General information
- Type: Jet Interceptor Fighter
- National origin: USSR
- Manufacturer: Alekseyev
- Designer: Semyon Alekseyev

History
- Developed from: Alekseyev I-21

= Alekseyev I-212 =

1948 fighter prototype by Alekseyev

The Alekseyev I-212 was a twin-engine jet fighter designed in the USSR in 1947 at OKB-21 (OKB - experimental design bureau). It was a two-seat variant of the I-21 (Istrebitel - Fighter) designed in response to a requirement for a very long-range fighter issued by the Voenno-Vozdushnye Sily (VVS), (Soviet Air Forces), in 1946. Intended as an escort fighter, it was also designed for use as a night fighter and reconnaissance aircraft. No prototype was built, although some parts may have begun building before the project was completed.

==Development==
After working as Lavochkin's right-hand man during World War II, Semyon Alekseyev was appointed as Chief Designer of OKB-21 at Gor'kiy in 1946. The Council of the People's Commissars directed Alekseyev, among others, to develop jet fighters using more powerful engines than the captured German examples and Soviet-built copies. The OKB was tasked to design a single-seat jet fighter that could meet the very demanding specification of a maximum speed of 980 km/h and a range of 3000 km with drop tanks. The OKB responded with the I-21, which was planned to be built in several variants.

Development of the I-212, one such variant, began in 1947 as a twin-engined, all-metal, two-seat jet fighter. The round, streamlined fuselage was optimized to reduce drag and house the considerable amount of equipment and fuel required by the VVS. It had mid-mounted straight laminar flow wings and the engine nacelles were mounted in the middle of the wing, with the wing spars continued by banjo rings around the engines. The cruciform tail unit was swept at 45°. To save weight, the main load-bearing structures of the airframe were constructed from V-95 aluminium alloy and high-strength steel. Elektron (a magnesium alloy) was used for many components and castings. The aircraft used a tricycle undercarriage with the main wheels retracting into the fuselage. Hydraulically actuated air brakes were fitted either side of the rear fuselage.
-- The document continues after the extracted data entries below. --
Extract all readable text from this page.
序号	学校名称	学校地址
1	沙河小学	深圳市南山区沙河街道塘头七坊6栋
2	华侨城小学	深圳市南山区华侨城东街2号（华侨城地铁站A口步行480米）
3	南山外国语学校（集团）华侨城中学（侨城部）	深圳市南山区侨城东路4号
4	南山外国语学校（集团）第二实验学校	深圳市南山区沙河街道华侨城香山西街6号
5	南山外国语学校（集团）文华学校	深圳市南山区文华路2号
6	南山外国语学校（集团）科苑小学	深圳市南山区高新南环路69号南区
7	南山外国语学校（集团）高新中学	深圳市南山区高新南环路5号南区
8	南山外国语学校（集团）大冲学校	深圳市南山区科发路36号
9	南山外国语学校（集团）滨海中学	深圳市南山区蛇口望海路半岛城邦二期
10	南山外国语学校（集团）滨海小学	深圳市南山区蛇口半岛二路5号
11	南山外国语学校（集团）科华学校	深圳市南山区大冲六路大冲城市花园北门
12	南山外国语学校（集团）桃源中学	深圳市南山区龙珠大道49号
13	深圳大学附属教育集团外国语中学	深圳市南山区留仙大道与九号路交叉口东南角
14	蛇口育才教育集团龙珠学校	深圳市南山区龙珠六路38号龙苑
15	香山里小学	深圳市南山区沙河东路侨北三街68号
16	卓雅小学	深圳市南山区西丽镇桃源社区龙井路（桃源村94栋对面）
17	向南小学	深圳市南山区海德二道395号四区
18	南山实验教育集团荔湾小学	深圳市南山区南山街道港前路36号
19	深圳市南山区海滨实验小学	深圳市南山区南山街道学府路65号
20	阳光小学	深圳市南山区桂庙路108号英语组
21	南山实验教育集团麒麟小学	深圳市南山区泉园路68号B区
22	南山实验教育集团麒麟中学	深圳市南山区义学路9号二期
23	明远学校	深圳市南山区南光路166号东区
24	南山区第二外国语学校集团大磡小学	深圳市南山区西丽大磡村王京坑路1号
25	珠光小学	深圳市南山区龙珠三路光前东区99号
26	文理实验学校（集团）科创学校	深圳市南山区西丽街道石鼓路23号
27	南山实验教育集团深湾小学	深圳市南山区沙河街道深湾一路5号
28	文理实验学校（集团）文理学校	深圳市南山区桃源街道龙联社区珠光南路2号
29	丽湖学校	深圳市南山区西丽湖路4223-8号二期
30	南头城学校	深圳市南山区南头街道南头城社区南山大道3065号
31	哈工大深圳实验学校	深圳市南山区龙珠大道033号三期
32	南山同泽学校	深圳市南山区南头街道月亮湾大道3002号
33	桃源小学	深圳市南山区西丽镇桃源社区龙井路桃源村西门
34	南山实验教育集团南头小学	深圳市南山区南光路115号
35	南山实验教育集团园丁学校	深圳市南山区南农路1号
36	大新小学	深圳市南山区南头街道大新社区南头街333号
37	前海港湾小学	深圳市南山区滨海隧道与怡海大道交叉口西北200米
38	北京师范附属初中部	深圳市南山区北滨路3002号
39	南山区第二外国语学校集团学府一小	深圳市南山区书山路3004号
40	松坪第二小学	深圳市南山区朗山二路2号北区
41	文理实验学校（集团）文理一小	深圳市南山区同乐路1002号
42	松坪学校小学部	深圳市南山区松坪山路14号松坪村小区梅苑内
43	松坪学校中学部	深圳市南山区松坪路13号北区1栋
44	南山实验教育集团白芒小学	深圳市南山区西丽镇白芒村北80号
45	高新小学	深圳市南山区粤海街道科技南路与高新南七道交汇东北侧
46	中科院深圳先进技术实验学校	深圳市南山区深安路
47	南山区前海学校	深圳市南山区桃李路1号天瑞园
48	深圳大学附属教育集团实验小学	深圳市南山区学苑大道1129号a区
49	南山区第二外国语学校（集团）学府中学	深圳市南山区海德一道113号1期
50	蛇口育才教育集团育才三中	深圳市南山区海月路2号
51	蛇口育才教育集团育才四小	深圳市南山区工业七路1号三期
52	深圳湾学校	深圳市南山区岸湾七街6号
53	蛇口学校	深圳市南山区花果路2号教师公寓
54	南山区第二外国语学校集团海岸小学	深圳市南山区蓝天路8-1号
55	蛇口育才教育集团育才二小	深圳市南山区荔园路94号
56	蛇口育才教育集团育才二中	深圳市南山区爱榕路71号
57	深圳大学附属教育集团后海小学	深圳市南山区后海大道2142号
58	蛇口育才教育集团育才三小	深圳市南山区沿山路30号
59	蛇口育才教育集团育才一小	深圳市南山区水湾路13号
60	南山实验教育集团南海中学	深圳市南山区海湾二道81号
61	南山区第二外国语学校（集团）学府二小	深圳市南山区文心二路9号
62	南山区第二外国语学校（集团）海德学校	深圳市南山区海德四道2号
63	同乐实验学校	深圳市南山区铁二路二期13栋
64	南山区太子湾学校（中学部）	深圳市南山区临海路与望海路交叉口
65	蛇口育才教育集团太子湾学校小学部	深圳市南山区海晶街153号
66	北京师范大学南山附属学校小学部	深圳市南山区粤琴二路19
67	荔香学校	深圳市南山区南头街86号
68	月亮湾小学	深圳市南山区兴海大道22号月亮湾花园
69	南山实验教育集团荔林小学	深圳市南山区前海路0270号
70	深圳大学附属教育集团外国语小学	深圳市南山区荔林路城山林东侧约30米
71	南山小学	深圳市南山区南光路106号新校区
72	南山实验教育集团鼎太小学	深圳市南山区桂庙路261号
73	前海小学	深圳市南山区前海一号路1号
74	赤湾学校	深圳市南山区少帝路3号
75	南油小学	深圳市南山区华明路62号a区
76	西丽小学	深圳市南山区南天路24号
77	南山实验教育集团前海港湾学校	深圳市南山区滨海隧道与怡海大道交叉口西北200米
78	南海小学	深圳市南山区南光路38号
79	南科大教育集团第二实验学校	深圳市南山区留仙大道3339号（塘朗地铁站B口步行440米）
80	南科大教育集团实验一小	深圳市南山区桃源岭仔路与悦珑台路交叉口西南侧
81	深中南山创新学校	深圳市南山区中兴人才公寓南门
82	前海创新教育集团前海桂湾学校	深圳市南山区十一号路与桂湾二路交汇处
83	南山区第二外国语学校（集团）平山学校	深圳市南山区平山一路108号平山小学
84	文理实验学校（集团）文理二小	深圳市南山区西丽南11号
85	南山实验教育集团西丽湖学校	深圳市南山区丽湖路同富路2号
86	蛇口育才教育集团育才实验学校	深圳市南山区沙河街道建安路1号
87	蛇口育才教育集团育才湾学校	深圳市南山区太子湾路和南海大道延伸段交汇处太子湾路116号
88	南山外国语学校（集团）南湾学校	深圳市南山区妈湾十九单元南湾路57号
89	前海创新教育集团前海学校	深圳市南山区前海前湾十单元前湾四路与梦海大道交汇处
The pilot and gunner/radio operator sat in tandem, back to back in a single pressurized cockpit, protected by armour plates to their front and rear, as well as by a bulletproof windscreen, seated on ejection seats. The aircraft was intended to use Klimov VK-1 engines, a derivative of the Rolls-Royce Nene II, but the engine was still under development, so less powerful Kuznetsov RD-45s were substituted instead. The aircraft carried a Toryii-1 radar for use by the gunner/radio operator.

The primary armament was to have been four 23 mm Nudel'man Suranov NS-23 autocannon mounted in the nose, each with 150 rounds per gun (rpg), and a remote controlled tail barbette, armed with a pair of 20 mm Berezin B-20 autocannon also equipped with 150 rpg. The design team considered several variations, the first of which was two Nudel'man Suranov NS-23s with 150 rpg and a 45 mm Nudel'man Suranov NS-45 autocannon with 45 rounds in the nose of the aircraft and a pair of NS-23 in the tail barbette. The second alternative consisted of two 37 mm Nudel'man Suranov NS-37 and a 57 mm Nudel'man Suranov NS-57 autocannon in the nose. A single hardpoint under each wing could carry a single 500 kg bomb or a drop tank carrying 550 kg of fuel.

Despite reports that a prototype began taxiing tests on 30 June 1948, it is now clear that no prototype was actually built and that only manufacturing of the tailplane may have begun.

==Variants==
- I-212: Initial version, never built.
- I-213: Proposed heavier version with more fuel and only two forward-facing NS-23s and a single NS-23 in the tail barbette.
- I-214: Proposed version with the tail barbette replaced with a rearwards-facing radar and heavier forward-facing armament.
- UTI-212: Proposed training variant of the I-212 with both crewmen facing forward.